New Zealand allrounder Jess Watkin, batter Katie Gurrey, and the 16-year-old uncapped Auckland Hearts left-arm spinner Fran Jonas are among eight up-and-coming young female players to have been offered financial support through the NZC's development contracts for the 2020-21 season.
The contracts, introduced in October last year, two months after the announcement of the Women's Master Agreement, give the NZC High Performance coaches a chance to work with the next generation of female cricketers and learn more about their all-round abilities and potential. Part of the criteria for selecting the development contracts list is that the players have the potential to become centrally contracted with the NZC in the future.
While Watkin (Central Districts) and Gurrey (Northern Districts), who have represented Zealand 15 and two times respectively, are the only two internationals in this year's pool, Jonas, who made her Hearts debut last season, is the youngest among them. Other contracted players include Bella Armstrong and Skye Bowden (Auckland), Rebecca Burns (Wellington), Eden Carson (Otago) and Jacinta Savage (Canterbury).
"Fran is most definitely a promising young cricketer with a calm, relaxed temperament," Nick White, the Hearts head coach, said. "She has a fluent, economical action and an excellent work ethic and this is sure to be a great opportunity to continue her development in the game.
"For us as coaches it's about ensuring we look after not just her cricket but also her well-being.

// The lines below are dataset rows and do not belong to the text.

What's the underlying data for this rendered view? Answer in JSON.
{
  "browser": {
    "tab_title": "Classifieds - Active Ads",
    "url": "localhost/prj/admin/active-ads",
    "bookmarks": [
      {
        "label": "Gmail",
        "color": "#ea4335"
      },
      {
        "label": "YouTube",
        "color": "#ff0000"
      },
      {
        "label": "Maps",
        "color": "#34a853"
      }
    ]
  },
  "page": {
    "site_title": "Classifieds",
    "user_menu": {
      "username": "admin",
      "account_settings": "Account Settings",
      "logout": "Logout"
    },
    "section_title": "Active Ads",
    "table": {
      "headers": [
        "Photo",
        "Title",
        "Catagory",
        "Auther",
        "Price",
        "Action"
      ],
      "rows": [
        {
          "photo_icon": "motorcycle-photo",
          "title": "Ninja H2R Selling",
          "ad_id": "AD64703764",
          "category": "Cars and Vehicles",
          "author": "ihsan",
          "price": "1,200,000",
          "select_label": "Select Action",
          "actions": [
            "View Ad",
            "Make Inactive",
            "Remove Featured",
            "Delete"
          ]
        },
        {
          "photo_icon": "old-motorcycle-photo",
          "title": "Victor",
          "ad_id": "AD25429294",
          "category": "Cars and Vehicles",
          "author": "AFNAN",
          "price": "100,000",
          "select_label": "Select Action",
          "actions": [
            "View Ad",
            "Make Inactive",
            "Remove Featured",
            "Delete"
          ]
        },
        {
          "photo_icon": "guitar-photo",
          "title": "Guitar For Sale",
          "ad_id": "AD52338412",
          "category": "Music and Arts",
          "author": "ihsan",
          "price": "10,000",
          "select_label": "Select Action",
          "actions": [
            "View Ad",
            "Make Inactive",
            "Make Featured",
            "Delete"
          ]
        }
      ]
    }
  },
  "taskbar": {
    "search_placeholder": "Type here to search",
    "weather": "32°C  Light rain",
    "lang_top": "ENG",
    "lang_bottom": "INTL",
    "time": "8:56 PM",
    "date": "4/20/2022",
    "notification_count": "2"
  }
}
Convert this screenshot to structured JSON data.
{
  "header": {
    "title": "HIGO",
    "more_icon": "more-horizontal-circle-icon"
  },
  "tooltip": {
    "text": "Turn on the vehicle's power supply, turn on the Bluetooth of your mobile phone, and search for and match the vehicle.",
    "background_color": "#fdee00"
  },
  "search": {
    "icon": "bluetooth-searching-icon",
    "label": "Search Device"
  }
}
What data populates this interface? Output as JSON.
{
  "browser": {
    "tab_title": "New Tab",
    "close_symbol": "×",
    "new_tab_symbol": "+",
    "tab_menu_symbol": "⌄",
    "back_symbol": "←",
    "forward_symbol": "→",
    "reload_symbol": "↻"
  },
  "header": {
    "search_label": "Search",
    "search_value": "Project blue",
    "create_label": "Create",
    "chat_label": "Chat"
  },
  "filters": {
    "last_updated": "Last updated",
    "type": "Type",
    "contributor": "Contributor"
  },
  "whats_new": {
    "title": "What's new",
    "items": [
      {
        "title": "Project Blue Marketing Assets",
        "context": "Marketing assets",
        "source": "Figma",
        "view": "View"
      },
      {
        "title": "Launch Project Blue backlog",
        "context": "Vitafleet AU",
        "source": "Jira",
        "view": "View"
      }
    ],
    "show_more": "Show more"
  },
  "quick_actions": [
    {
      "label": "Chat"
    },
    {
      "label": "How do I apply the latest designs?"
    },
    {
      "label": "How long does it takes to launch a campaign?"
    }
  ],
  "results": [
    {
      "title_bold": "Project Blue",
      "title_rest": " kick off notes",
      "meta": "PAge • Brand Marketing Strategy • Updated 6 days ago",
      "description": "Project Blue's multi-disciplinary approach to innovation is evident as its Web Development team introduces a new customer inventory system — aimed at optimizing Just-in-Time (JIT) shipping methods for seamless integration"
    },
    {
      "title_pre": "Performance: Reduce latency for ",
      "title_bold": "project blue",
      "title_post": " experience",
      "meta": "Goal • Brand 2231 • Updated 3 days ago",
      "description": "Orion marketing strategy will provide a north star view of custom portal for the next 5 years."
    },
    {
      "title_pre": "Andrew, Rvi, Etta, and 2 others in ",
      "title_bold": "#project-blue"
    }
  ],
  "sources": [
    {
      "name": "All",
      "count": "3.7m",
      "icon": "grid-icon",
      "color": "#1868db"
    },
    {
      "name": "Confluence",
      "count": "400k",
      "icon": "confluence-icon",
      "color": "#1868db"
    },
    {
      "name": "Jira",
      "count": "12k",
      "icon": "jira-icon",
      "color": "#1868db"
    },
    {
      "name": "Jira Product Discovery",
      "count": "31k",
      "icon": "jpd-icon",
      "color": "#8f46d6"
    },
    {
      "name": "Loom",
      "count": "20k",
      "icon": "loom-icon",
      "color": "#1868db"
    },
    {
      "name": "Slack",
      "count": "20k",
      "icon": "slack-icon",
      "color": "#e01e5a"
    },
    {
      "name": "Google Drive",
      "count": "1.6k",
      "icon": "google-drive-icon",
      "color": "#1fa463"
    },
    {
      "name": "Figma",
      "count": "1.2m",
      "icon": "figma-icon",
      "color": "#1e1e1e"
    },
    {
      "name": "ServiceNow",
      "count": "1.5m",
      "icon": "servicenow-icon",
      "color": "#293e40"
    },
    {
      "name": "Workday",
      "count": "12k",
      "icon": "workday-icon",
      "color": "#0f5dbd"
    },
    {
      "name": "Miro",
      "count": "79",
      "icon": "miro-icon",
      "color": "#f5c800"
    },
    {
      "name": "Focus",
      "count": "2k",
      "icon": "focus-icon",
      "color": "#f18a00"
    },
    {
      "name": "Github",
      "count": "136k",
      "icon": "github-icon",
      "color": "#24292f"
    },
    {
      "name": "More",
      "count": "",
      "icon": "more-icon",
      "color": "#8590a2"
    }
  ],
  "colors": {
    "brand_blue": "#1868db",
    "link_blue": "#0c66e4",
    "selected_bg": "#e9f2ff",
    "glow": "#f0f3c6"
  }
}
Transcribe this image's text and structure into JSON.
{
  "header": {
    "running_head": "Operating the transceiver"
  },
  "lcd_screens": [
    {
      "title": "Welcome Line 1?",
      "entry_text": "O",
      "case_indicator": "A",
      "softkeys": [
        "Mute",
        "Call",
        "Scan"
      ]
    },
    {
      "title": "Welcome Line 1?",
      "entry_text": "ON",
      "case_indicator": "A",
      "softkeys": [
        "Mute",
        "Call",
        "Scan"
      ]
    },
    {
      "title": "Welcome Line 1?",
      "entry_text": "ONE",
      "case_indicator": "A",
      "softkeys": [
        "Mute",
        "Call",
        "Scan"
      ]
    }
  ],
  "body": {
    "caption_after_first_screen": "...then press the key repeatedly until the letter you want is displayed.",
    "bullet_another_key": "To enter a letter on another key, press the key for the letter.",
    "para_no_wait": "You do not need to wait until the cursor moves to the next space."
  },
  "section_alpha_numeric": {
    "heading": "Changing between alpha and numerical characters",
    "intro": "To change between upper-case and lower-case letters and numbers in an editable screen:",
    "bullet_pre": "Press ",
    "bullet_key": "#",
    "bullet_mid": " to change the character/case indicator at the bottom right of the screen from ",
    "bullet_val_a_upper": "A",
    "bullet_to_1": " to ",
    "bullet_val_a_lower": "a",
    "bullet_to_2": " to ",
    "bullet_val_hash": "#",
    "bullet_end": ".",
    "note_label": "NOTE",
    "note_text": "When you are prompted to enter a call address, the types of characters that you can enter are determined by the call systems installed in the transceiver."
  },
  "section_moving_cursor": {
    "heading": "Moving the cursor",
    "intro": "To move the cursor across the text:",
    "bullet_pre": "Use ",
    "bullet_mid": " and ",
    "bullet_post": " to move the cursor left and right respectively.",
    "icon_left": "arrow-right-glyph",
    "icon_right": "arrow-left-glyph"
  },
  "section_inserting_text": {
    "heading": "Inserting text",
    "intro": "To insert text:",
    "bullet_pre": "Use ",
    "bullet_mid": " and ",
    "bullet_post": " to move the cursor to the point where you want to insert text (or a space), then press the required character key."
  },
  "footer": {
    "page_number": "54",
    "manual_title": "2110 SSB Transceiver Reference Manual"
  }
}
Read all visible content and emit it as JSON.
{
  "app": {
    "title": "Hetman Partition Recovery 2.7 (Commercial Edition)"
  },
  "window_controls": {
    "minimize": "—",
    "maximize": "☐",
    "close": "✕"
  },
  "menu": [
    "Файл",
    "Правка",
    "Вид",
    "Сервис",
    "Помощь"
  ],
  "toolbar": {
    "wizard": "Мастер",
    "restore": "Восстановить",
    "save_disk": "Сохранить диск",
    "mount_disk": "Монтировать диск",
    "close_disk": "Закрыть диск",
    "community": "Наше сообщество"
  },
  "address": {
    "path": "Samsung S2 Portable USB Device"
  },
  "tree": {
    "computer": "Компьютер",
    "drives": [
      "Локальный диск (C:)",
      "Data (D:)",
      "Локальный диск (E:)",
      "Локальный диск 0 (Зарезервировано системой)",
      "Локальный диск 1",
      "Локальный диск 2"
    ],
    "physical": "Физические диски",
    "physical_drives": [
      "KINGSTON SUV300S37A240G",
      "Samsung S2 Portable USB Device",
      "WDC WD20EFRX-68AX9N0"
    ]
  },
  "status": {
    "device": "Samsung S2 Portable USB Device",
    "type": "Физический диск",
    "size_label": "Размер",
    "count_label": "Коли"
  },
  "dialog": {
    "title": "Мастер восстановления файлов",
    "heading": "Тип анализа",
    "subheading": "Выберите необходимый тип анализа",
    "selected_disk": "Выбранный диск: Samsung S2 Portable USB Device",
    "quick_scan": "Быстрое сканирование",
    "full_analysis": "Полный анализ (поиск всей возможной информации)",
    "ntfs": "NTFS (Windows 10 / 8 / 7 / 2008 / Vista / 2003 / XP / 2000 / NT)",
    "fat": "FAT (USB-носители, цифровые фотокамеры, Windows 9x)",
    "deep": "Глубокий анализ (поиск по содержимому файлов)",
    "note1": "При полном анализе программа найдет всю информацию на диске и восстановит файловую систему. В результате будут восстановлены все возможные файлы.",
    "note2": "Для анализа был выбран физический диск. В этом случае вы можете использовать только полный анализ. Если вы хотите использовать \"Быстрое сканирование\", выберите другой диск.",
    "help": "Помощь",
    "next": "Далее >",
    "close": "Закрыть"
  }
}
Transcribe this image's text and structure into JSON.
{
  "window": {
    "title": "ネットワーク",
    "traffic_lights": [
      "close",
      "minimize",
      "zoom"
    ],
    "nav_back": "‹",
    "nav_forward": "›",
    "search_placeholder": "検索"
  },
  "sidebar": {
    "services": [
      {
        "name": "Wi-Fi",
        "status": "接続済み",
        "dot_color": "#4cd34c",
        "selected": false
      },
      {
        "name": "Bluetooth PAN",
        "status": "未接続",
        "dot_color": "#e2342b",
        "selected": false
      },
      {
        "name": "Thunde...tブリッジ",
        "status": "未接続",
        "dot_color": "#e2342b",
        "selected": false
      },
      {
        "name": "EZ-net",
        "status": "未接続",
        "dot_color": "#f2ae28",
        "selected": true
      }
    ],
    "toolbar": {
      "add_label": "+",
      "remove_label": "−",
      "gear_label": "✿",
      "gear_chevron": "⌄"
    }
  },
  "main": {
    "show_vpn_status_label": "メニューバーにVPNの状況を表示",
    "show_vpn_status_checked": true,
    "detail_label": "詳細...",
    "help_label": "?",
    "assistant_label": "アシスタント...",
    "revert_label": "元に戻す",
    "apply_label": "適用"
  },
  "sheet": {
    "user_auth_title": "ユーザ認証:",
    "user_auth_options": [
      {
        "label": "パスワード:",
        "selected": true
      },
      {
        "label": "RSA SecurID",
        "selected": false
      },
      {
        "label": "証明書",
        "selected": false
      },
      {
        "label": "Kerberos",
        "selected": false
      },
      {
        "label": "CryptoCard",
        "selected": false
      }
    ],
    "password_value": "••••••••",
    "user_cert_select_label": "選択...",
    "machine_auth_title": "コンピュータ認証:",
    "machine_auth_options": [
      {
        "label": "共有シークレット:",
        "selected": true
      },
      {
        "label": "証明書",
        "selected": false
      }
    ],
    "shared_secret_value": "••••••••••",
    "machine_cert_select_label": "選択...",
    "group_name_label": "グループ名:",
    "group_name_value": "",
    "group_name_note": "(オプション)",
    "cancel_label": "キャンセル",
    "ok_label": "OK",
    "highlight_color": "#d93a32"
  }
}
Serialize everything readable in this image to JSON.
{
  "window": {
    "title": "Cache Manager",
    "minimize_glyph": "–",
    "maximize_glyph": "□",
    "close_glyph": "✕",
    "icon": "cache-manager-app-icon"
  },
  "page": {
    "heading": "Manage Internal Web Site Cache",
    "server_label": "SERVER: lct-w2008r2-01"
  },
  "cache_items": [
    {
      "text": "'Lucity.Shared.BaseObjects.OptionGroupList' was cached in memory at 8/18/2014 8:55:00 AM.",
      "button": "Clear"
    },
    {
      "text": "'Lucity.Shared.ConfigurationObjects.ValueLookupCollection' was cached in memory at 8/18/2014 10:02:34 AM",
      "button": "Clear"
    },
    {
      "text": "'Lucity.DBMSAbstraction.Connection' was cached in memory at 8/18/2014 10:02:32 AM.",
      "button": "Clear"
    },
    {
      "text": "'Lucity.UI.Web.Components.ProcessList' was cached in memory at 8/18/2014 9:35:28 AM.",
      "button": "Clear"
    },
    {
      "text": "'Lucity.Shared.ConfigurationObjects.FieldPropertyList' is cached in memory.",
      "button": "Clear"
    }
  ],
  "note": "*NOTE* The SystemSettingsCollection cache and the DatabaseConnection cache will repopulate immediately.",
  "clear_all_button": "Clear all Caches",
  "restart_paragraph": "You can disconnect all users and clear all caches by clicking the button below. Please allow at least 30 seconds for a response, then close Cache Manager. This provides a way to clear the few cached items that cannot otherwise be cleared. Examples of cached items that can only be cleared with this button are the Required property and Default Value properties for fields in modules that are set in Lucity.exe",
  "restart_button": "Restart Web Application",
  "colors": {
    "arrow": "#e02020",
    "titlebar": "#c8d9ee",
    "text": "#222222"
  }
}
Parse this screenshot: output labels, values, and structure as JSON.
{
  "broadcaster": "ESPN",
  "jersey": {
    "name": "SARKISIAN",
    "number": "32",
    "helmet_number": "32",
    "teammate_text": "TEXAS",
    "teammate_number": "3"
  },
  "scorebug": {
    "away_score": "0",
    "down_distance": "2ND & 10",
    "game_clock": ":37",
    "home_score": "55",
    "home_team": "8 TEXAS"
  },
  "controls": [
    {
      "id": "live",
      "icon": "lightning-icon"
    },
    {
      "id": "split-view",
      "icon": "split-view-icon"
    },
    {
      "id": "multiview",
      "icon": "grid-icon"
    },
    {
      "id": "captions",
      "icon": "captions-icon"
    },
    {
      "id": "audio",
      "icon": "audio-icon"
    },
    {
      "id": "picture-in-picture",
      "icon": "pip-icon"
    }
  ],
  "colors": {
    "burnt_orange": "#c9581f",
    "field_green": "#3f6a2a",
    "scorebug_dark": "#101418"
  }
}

She's still a 16-year-old and we need to be mindful of that as she progresses with her cricket."
Ant Sharp, the NZC's head of Women's High Performance, said the development contracts are part of the board's commitment to inject resources into the women's game.
"It's exciting to see a new wave of women's cricketers coming through our Major Association system," Sharp said. "Fran is perfect for this programme. We get to learn more about her as a person as well as developing her already exciting skill set.
"These contracts are about giving up-and-coming female cricketers a chance to develop their games by utilising the best coaching resources in the country."